TM Buys Into Secondary

Ticketmaster has announced it expects to buy secondary ticketing resale company TicketsNow – a purchase that would dramatically shift the relationship between the two ticketing worlds and one that raises many questions.

TM expects to buy TicketsNow for $265 million pending regulatory approval, according to a story that broke in the Wall Street Journal.

Ticketmaster already has its own secondary marketplace in TicketExchange, although it has yet to become a major player in the field. TicketsNow is an established brand and, according to a TM press release, "the leading independent Web-based marketplace for music, sports and other live entertainment event tickets."

The statement adds the purchase will make Ticketmaster a leading company in the resale category – a safe statement, yet a profound one. TM has been aggressively fighting the secondary market in the courts. By integrating TicketsNow, the world’s leading primary ticket seller will definitely change the landscape.

One of the biggest bugaboos the industry has with the secondary market isn’t that it is overcharging the fans – it’s that the money isn’t flowing back into the pockets of the artists, venues and promoters.

That appears to be the case with TicketExchange, according to sources close to the situation. Although a ticket reseller gets the profit on a ticket, the service fee – depending on how a contract is arranged – is many times shared among the industry players. That’s obviously not the case for other ticket resellers.

AEG President Tim Leiweke is happy with TM’s latest buy.

"We get to go back to the artist and say, ‘Now, we can capture that revenue for you, instead of StubHub," Leiweke told the WSJ.

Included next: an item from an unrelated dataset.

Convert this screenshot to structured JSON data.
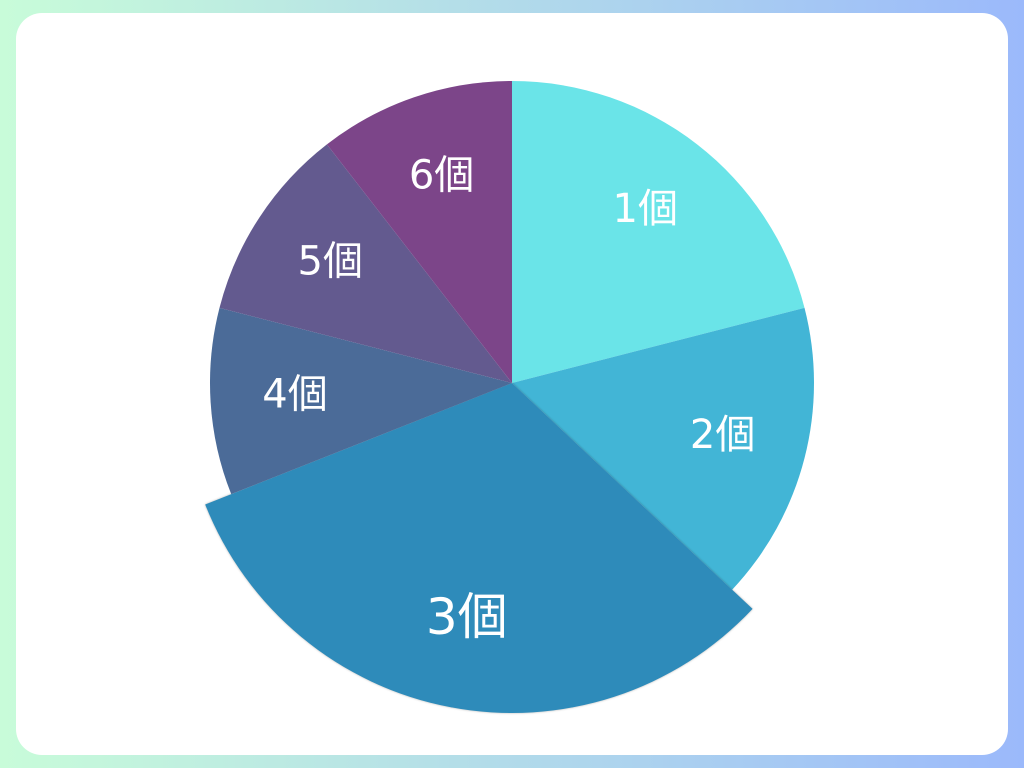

Leiweke could not be reached for elaboration at press time but it should be noted that, with Live Nation divorcing itself from Ticketmaster in the next few years, AEG will become TM’s largest industry client. As a TM client, AEG could now offer an artist a deal that includes secondary sales as well as primary. The same will likely hold true for Live Nation as it integrates its in-house ticketing system.

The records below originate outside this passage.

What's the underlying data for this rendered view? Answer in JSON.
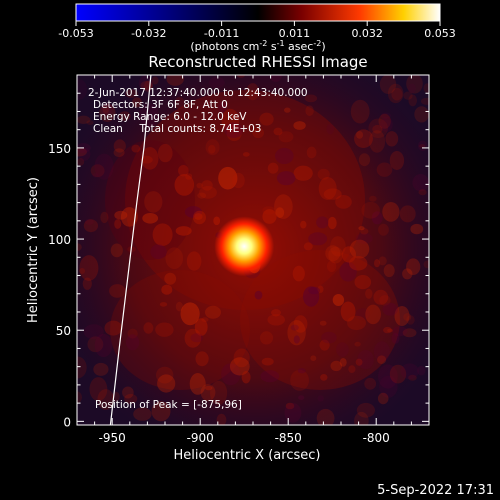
{
  "colorbar": {
    "ticks": [
      "-0.053",
      "-0.032",
      "-0.011",
      "0.011",
      "0.032",
      "0.053"
    ],
    "unit_label_base": "(photons cm",
    "unit_exp1": "-2",
    "unit_mid": " s",
    "unit_exp2": "-1",
    "unit_tail": " asec",
    "unit_exp3": "-2",
    "unit_close": ")",
    "colors": [
      "#0000ff",
      "#000000",
      "#7a0000",
      "#ff3a00",
      "#ffd000",
      "#ffffff"
    ]
  },
  "chart_data": {
    "type": "heatmap",
    "title": "Reconstructed RHESSI Image",
    "xlabel": "Heliocentric X (arcsec)",
    "ylabel": "Heliocentric Y (arcsec)",
    "xlim": [
      -970,
      -770
    ],
    "ylim": [
      -2,
      190
    ],
    "xticks": [
      "-950",
      "-900",
      "-850",
      "-800"
    ],
    "yticks": [
      "0",
      "50",
      "100",
      "150"
    ],
    "xtick_values": [
      -950,
      -900,
      -850,
      -800
    ],
    "ytick_values": [
      0,
      50,
      100,
      150
    ],
    "value_range": [
      -0.053,
      0.053
    ],
    "peak_position": [
      -875,
      96
    ],
    "limb_curve": [
      [
        -951,
        -2
      ],
      [
        -946,
        40
      ],
      [
        -941,
        80
      ],
      [
        -936,
        120
      ],
      [
        -932,
        150
      ],
      [
        -928,
        190
      ]
    ],
    "annotations": {
      "time": "2-Jun-2017 12:37:40.000 to 12:43:40.000",
      "detectors": "Detectors: 3F 6F 8F, Att 0",
      "energy": "Energy Range: 6.0 - 12.0 keV",
      "clean": "Clean     Total counts: 8.74E+03",
      "peak": "Position of Peak = [-875,96]"
    }
  },
  "footer": {
    "timestamp": "5-Sep-2022 17:31"
  }
}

It is not certain what TM will do with TicketsNow, although the latter’s management team remains in place. TicketsNow could keep its domain, get integrated with TicketExchange or both could disappear inside Ticketmaster.com – but chances are the brain trust at TM and parent company IAC/InterActiveCorp are buying first and will work out the details later.

Meanwhile, TicketsNow has 800 "vetted" resellers, according to TM. TicketsNow CEO Cheryl Rosner told the WSJ her company doesn’t keep tabs on how the sellers get their tickets.